Mrs. Lieverman said cautiously, “I don’t know how Ted is getting all this money. He makes a good salary. But he hasn’t any savings.”

Janelle laughed. She already knew the answer. But she asked anyway. “What about the twenty million dollars?”

“Oh, God. Oh, God,” Mrs. Lieverman said. She put her head down in her hands and started to weep.

“And he never beat Arthur Ashe in tennis in high school,” Janelle said reassuringly.

“Oh, God, God,” Mrs. Lieverman wailed.

“And you’re not getting divorced next month,” Janelle said.

Mrs. Lieverman just whimpered.

Janelle went to the bar and mixed two stiff scotches. She made the other woman drink through the sniffles.

“How did you find out?” Janelle asked.

Mrs. Lieverman opened her purse as if looking for a handkerchief for her sniffles. Instead, she brought out a sheaf of letters and handed them to Janelle. They were bills. Janelle looked at them thoughtfully. And she got the whole picture. He had written a twenty-flve thousand dollar check as down payment on the beautiful house. With it was a letter requesting that he be allowed to move in until the final closing. The check had bounced. The builder was now threatening to put him in jail. The checks for hired help had bounced. The caterer’s check for the tennis party had bounced,

“Wow,” Janelle said.

“He’s too sensitive,” Mrs. Lieverman said.

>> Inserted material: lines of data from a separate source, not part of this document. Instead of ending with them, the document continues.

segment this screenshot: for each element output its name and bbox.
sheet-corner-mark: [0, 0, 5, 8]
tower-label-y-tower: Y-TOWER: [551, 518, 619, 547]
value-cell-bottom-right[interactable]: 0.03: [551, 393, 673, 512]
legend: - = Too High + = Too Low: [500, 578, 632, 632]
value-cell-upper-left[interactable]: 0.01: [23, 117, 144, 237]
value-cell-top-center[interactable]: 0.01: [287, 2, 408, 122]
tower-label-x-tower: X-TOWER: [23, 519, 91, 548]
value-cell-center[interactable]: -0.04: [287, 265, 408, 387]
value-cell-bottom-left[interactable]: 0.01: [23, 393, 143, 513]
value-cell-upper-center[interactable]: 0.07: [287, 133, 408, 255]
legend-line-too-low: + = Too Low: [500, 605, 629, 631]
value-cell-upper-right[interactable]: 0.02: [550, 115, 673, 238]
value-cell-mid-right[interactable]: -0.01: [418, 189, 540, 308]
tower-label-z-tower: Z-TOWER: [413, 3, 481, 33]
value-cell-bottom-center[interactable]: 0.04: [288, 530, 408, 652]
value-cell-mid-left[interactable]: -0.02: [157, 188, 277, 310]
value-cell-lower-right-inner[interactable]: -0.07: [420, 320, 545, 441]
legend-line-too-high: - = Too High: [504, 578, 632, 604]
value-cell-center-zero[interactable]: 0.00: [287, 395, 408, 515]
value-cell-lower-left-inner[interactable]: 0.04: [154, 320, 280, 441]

“He’s sick,” Janelle said.

Mrs. Lieverman nodded.

Janelle said thoughtfully, “Is it because of his two sisters who died in the plane crash?”

There was a scream from Mrs. Lieverman, a shriek finally of outrage and exasperation. “He never had any sisters. Don’t you understand? He’s a pathological liar. He lies about everything. He has no sisters, he has no money, he’s not divorcing me, he used the firm’s money to take you to Puerto Rico and New York and to pay the expenses of this house.”